Roads as temporary flood shelters and evacuation routes

Roads play an important role in flood disaster response. Because of their higher location, they serve as emergency flood shelters and provide evacuation routes. Emergency shelters have been constructed in several areas. However, these shelters are unable to accommodate the entire population in an effected area. For this reason, roads complement typhoon shelters and other flood-response measures. There are several good practices to better connect road development and emergency responses in coastal areas.

Recommended practices for roads as flood shelters and evacuation routes

  • Prioritize the development and heightening of roads leading to designated emergency shelters.
  • Create heightened road bodies in low-lying areas of the polder to create safe routes and safe temporary shelters during flood events and refuge areas in the post-flood scenario.
  • Create levees along vulnerable sections of the roads to protect roads and embankments, and create flood and post-flood shelters for humans and livestock.
  • Plan evacuation routes using road infrastructure.

Prioritize the development of roads that connect to emergency shelters

Cyclone shelters in Bangladesh
Cyclone shelters in Bangladesh

In developing roads, one priority must be the roads that connect to designated emergency shelters. In making a road development plan for a coastal polder, the road network should be designed in such a way that it is possible for humans (especially women, children, and disabled people) and livestock to reach the safe place in a short distance. Road development should be part of Disaster Risk Management planning.

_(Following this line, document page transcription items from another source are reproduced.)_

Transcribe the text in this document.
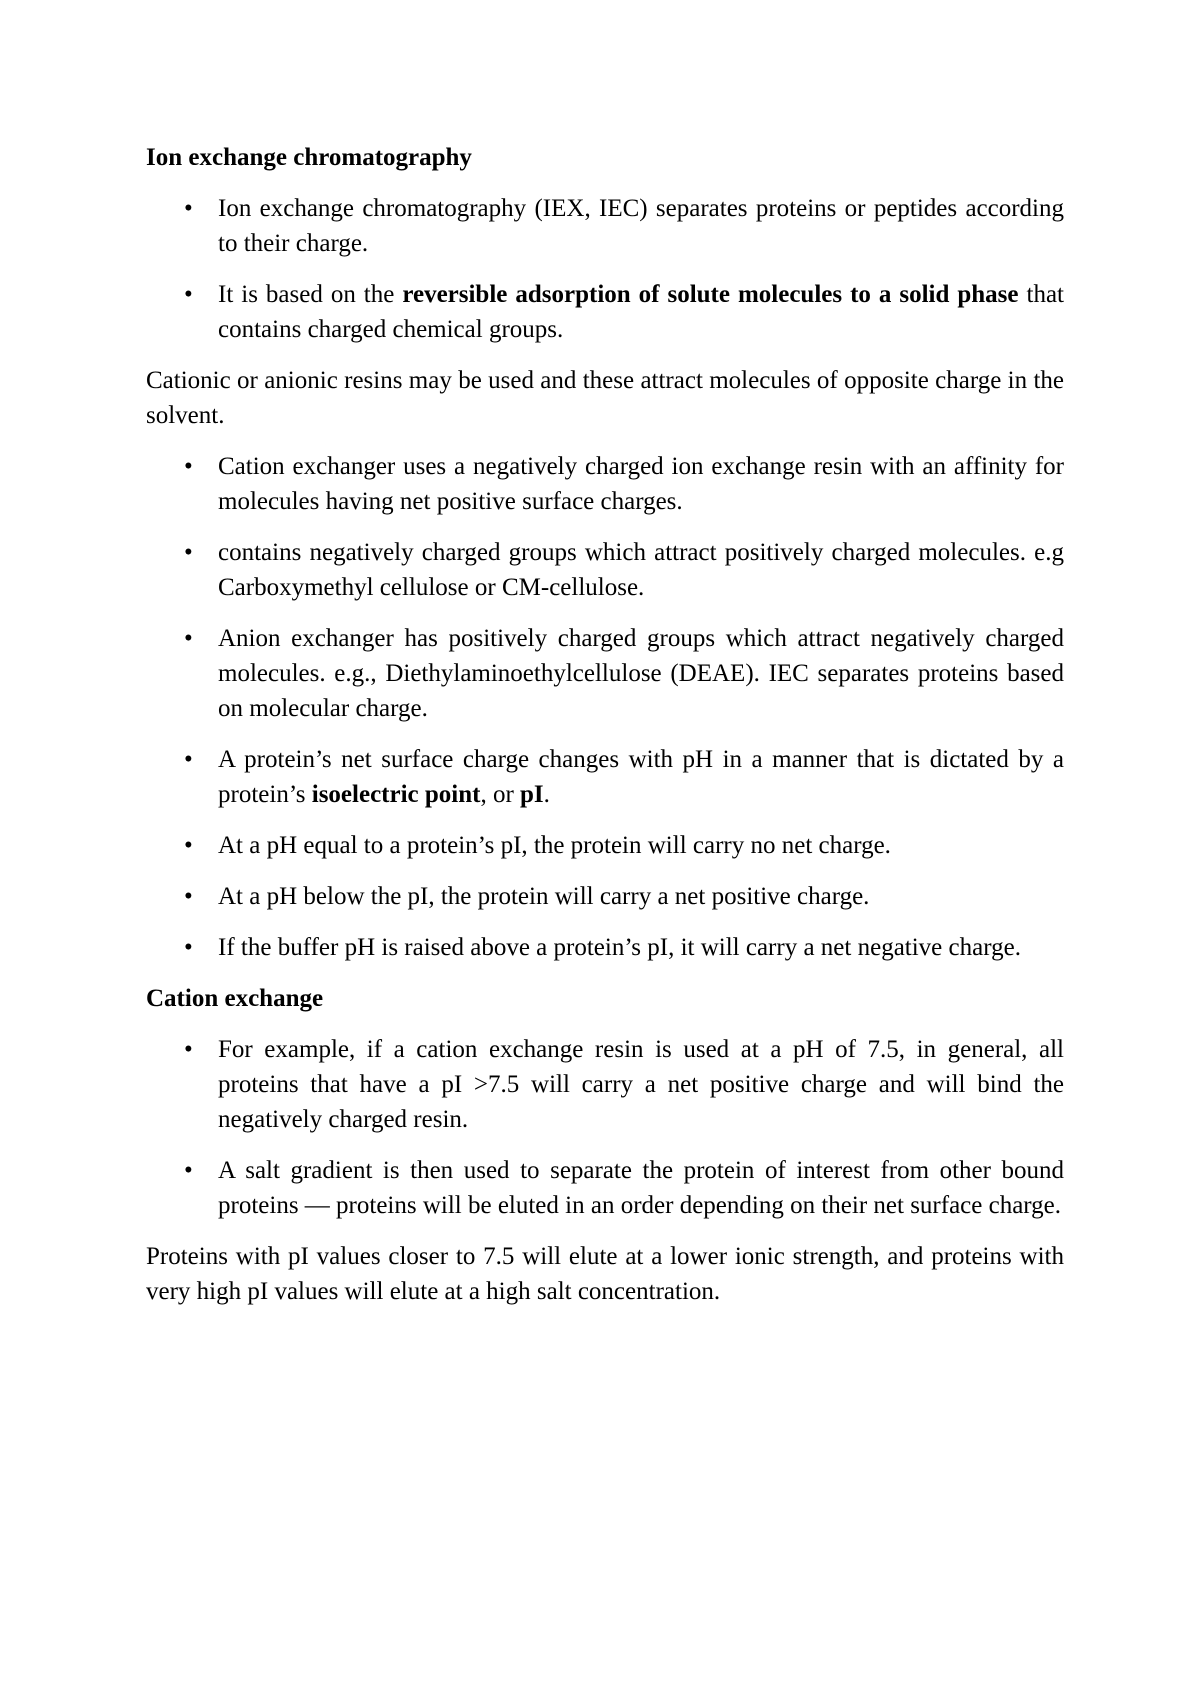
Ion exchange chromatography
• Ion exchange chromatography (IEX, IEC) separates proteins or peptides according to their charge.
• It is based on the reversible adsorption of solute molecules to a solid phase that contains charged chemical groups.
Cationic or anionic resins may be used and these attract molecules of opposite charge in the solvent.
• Cation exchanger uses a negatively charged ion exchange resin with an affinity for molecules having net positive surface charges.
• contains negatively charged groups which attract positively charged molecules. e.g Carboxymethyl cellulose or CM-cellulose.
• Anion exchanger has positively charged groups which attract negatively charged molecules. e.g., Diethylaminoethylcellulose (DEAE). IEC separates proteins based on molecular charge.
• A protein’s net surface charge changes with pH in a manner that is dictated by a protein’s isoelectric point, or pI.
• At a pH equal to a protein’s pI, the protein will carry no net charge.
• At a pH below the pI, the protein will carry a net positive charge.
• If the buffer pH is raised above a protein’s pI, it will carry a net negative charge.
Cation exchange
• For example, if a cation exchange resin is used at a pH of 7.5, in general, all proteins that have a pI >7.5 will carry a net positive charge and will bind the negatively charged resin.
• A salt gradient is then used to separate the protein of interest from other bound proteins — proteins will be eluted in an order depending on their net surface charge.
Proteins with pI values closer to 7.5 will elute at a lower ionic strength, and proteins with very high pI values will elute at a high salt concentration.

Prioritize the development of roads in the lowest areas

Roads also provide important functions during floods, serving as safe shelters during and immediately after floods. These functions should be systematically strengthened. In designing new roads, priority may be assigned to the road sections in the lowest part of an area and to raise them to at least design specifications (1/20-year flood levels plus 0.3 m additional free board). Where possible, excavation material from local canals may be used.


Consider levees along roads to temporarily accommodate flood-affected persons

In addition to raising the roads in the lowest sections of low-lying coastal areas, levees may be created along internal roads and along specific embankment sections to shelter people and livestock during floods and high-water events. These higher sections should be created especially in high-risk areas, using the remaining silt from the excavation of canals, ponds, or rivers. Such sections along the roads could provide the opportunity to accommodate temporary flood victims (people, cattle, and goods) until their homes have been rehabilitated. The use of these levees should be regulated by the local governments to avoid the undesired permanent occupation of flood shelters. Levees should be spaced strategically at distances so that they are accessible throughout flood-prone areas, placing them along more exposed sections of flood embankments so they can serve as additional reinforcements. The same may also be done for the area outside the embankments.

Embankments used as temporary flood shelters
Embankments used as temporary flood shelters

As a rule of thumb, the minimum space needed for a person to take shelter lying down is 1.5 m2 or 3.5 m2 for a sphere standards space (Red Cross 2013). An average household in Bangladesh, for instance, has 4.6 members (Begum 2004). A family needs a shelter area of approximately 15-16 m2. For livestock, a space of 2 m to 4 m per head would suffice. Therefore, 85 people can take shelter (without livestock) on a longitudinal section of 100 m of embankment with a width of 3 m. If there are multiple areas of 300 m2 in specific locations along an embankment, the number of people who would benefit from temporary shelter is proportionally higher.

It is also important to protect such levees by stabilizing their embankments through the planting of hedges, vetiver, and other grasses on their slopes and toes to protect them from erosion (Islam 2000).

Plan and mark evacuation routes

Despite emergency preparedness programs and early-warning systems, pre-emergency evacuation remains a challenge in coastal villages of developing countries. In rural areas there remains a lack of awareness and communication to enable people to understand the warnings and evacuate. Moreover, dissemination of warning messages is inefficient, because poor residents in coastal areas may not have means of communication (Haque et al. 2012). During floods and typhoons, roads are an important part of the evacuation of people and livestock. Part of emergency preparedness should be to plan evacuation routes. This can be done by:

  • Mapping population centers;
  • Mapping road networks and looking at the above-ground level of roads;
  • Mapping for floods, inundation risk, and escape routes (Figure 18) (WMO & GWP 2011);
  • Putting in place flood signs (boards, poles) along the roads as part of evacuation-route planning, especially in areas that are easily inundated: the aim is for escape routes to remain visible during emergencies (Figure 4.6) (WMO & GWP 2011)
  • Raising awareness so that a large number of persons are familiar with evacuation routes.